February 16, 2006
7 billion, $108 billion. 45 billion, $46 billion.
by at 6:02 PM
No, these aren't the latest bank statements from early Google investors, rather they are Google’s and Yahoo’s monthly page view and market cap statistics. The 7 billion and the 108 billion belong to the big G, and the 45 billion and 46 billion belong to the big Y.
Why do I point these out? Well, to be honest, as a publisher, they kind of jumped out at me. In the month of December, Google, according to comScore Media Metrix, served up 7 billion page views and, as of the date of this post, had a market value of $102 billion. Yahoo, on the other hand, served up a whopping 45 billion page views for the month and was valued at a mere $46 billion.
Hmmmm.
So I dug further. Google and Yahoo earned $1.098 billion and $1.007 billion, respectively, in on-site revenue this past fourth quarter. In other words, for all their hard work of attracting an audience to their site that is literally almost *seven* times that of their competitor, Yahoo brings in $91 million *less* per quarter.
Yikes.
A couple of more swags:
According to Nielson Net Ratings, Google owns about 46% of the search market, Yahoo 23%. So let's do some guess work here...since Google is really only a search site (ok, not really, but for these purposes it's a safe assumption), let's assume that the 7 billion monthly page views mentioned above represented 100% search page views. So, 21 billion search page views for the quarter (7 billion per month for 3 months) earned Google $1.1 billion.
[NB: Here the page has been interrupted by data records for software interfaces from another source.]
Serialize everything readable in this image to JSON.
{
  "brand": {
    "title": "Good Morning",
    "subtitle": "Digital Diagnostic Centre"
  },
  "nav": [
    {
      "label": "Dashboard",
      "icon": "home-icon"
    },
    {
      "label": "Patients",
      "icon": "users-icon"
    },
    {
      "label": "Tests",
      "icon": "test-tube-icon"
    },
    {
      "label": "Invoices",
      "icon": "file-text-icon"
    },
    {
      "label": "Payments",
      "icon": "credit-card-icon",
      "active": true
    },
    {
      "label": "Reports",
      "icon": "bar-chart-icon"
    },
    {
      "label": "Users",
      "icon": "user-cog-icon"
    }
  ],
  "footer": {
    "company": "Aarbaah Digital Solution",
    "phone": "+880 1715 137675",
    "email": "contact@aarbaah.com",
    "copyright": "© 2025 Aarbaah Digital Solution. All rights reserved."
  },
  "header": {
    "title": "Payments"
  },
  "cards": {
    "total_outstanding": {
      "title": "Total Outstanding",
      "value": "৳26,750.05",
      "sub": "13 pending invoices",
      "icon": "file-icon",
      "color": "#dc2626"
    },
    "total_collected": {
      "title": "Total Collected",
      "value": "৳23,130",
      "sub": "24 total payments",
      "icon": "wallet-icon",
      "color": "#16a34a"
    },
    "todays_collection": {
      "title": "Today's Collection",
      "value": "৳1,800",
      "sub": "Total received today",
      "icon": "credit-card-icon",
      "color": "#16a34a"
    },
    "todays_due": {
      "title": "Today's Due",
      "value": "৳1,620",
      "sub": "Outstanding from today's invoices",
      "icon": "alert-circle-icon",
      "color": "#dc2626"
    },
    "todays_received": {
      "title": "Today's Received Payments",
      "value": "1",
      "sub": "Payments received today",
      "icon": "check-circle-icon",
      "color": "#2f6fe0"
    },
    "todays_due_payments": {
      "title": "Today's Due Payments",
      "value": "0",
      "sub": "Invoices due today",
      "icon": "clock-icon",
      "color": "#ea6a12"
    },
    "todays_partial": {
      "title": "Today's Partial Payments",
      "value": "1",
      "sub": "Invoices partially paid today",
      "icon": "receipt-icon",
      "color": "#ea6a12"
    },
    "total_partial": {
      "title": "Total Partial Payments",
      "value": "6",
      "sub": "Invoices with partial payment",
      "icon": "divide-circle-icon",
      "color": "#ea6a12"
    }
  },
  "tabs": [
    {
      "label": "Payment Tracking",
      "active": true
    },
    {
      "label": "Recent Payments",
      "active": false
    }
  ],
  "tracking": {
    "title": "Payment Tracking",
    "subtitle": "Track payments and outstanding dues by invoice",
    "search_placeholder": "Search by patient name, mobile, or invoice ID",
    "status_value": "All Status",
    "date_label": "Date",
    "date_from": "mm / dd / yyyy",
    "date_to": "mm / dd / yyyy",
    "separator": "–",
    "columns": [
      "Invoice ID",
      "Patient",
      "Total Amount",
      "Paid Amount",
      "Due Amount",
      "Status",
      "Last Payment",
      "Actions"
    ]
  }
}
Now, since Google has twice the search market that Yahoo has, that would mean that Yahoo has 10.5 billion on site search page views per quarter. Presuming that Yahoo and Google monetize searches at the same rate, those 10.5 billion searches would bring in $500 million or so. So far, so good.
What that also means is that for the non-search page views for the quarter, all *124 billion* of them, Yahoo earned $500 million or so. Put simply, search pages earn $50 CPM while non-search pages for Yahoo earn an average of about $4 CPM site wide.
Well.
So I guess we’re clear now on why Wall Street values the online search leader at twice that of the online publishing leader.
So where does that leave the rest of us in the publishing world? Is racking up 45 billion page views a month the only way an online publisher can build a big business on the web? What does that say for Web 2.0 and the long tail? Can folks who serve up page views in a de-centralized manner even cover their costs absent a compelling search offering? Will the millions of bloggers who are hoping to strike it rich publishing their daily musings actually earn enough money to pay the electric bills their laptops generate?
Well, maybe. Probably, not right now though. It is going to take continued developments in both technology and business models to successfully morph the current advertiser experience delivered by the publishing world (access to eyeballs) to that delivered by the search world (access to actual leads). Obviously, performance advertising was a great first step in this direction.
Here at Topix.net we think we’ve taken what the next step by using our own technology to further contextualize performance ads. To be certain though, we’re not at search levels of performance. The folks at Google (Adsense) and Yahoo (Yahoo Publisher Network) likewise also making steps in the right direction, as are folks like Kanoodle, Quigo, etc. But as far as I am concerned, the field is wide open. In any event, this type of problem is true opportunity - whoever cracks this code will be sitting on top of a huge market.
The industry wags like to talk a lot about empowering the people, citizen journalism, new media, blogging, the future of publishing, blah, blah, blah…and that’s all well and good. I guess my point is let's not forget that we still have lots of work to do in figuring out how to pay the bills.